I ended up getting a new gynecologist before I got a new boyfriend, and by the time I met Nathan, when I was 41 and he was 43, we’d both given up on the idea of having children. But this new, committed love made us hopeful. One day, I asked him, “What if we tried to have a baby?”
He thought about it for a moment and said, “Then I guess we should discuss names.”
“Okay, what should we call the baby – if we have one?”
“What if it’s a girl?”
“I meant Tex if it’s a girl,” Nathan said.
From then on, we referred to our future baby as Tex. Even though I was a statistical long shot, we were officially Trying. And why not? As my mother said, “If you could find a smart, sexy, straight, available man – in New York, and you over 40, no less – anything is possible.”
Two years of trying the good old-fashioned way resulted in a few near misses in the form of periods that came late and heavy. I decided to seek help from an acupuncturist. Twice a day I drank a mixture of Chinese herbs designed to keep my childbearing hormones active. It tasted like someone had swept up the forest floor and made a brew of it, but I distracted myself as I gulped it down by thinking of middle names that would go with Tex. Twice a week I played human pincushion at the acupuncturist’s office. At least twice a month, someone would encourage me with a story about a woman over 40 years old they knew, or had heard of, who’d gotten pregnant without IVF. (Nathan and I had discussed the in-vitro option, but our hearts weren’t in it.) I added a specialist to the team. Two times we did what we called the “March of the Penguins”: Nathan “delivered” his contribution to our effort into a sterile plastic cup, which I would then shove into my bra to keep warm as I raced to be artificially inseminated at my fertility doctor’s office on the Upper East Side of Manhattan. And every month, I got my period.
“What are we doing wrong?” Nathan asked, his voice catching.
“Nothing,” I said. “Nothing at all. We’re fine.”
It was the truth; we were fine, I realized. We were fine before we started trying, and we would be again, when we went back to just being. I said good-bye to my doctors. I gave up drinking forest tea. And now I stop trying to beat egg whites that, for whatever reason, aren’t meant to be meringues.

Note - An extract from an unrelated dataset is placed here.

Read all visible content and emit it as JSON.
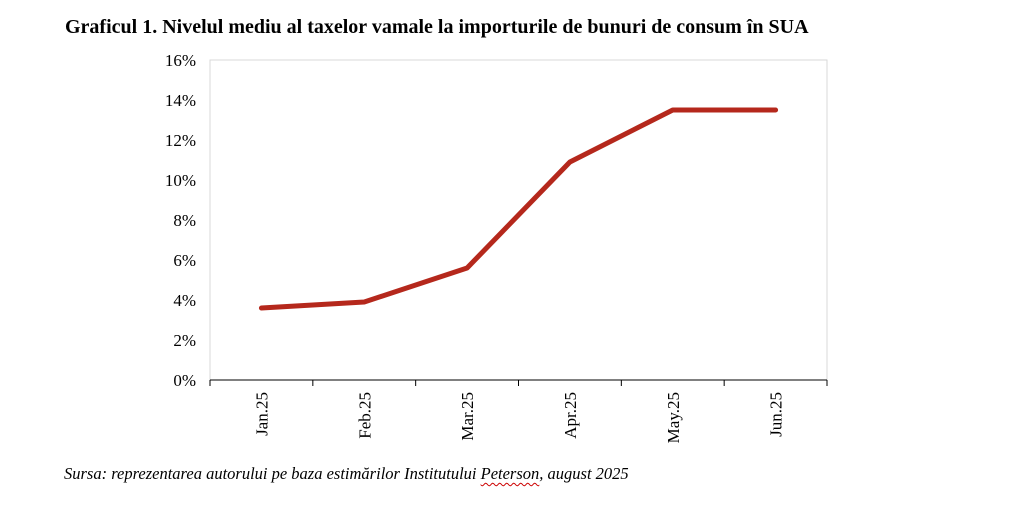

Fast forward to February, 2009: I take the lemon pie from the oven. I bring what was more like a tart close to my face; it’s warm. I sniff: tangy, sweet. It even makes tiny crackling noises as it continues to bake, a group of formerly separate ingredients humming together to form something new. I put it on the kitchen counter and wait for it to cool. I know now that there were many things Nana wanted to do in her life – go to college, become a teacher, be a writer and at the very least stop having to worry about money. And there are probably some other things I don’t know about because she made a practice of acceptance. If she was able to change her situation, she did. If she wasn’t, she did the best she could and didn’t waste time complaining. This is yet another lesson I have learned from her that will serve me well, in this case especially.
I had always pictured the day when I would pass my family’s stories down to my child. Now I have to accept that, for whatever reason, this isn’t meant to be. There will always be a sadness in me over this, but it won’t cancel out the joy I feel over what I do have.
The love between me and Nathan fills this house. We have people, family as well as friends who are as close as blood, with whom we build more love. And I’ve had the privilege of spending thousands of days following my heart’s desire and making a living from it. My family may have reached the end of the line, but they will be with me always, through hard times and good. And they sit with me now in the kitchen. Nathan and I share a slice of the tart that had hoped to be a pie, and I wouldn’t change a thing.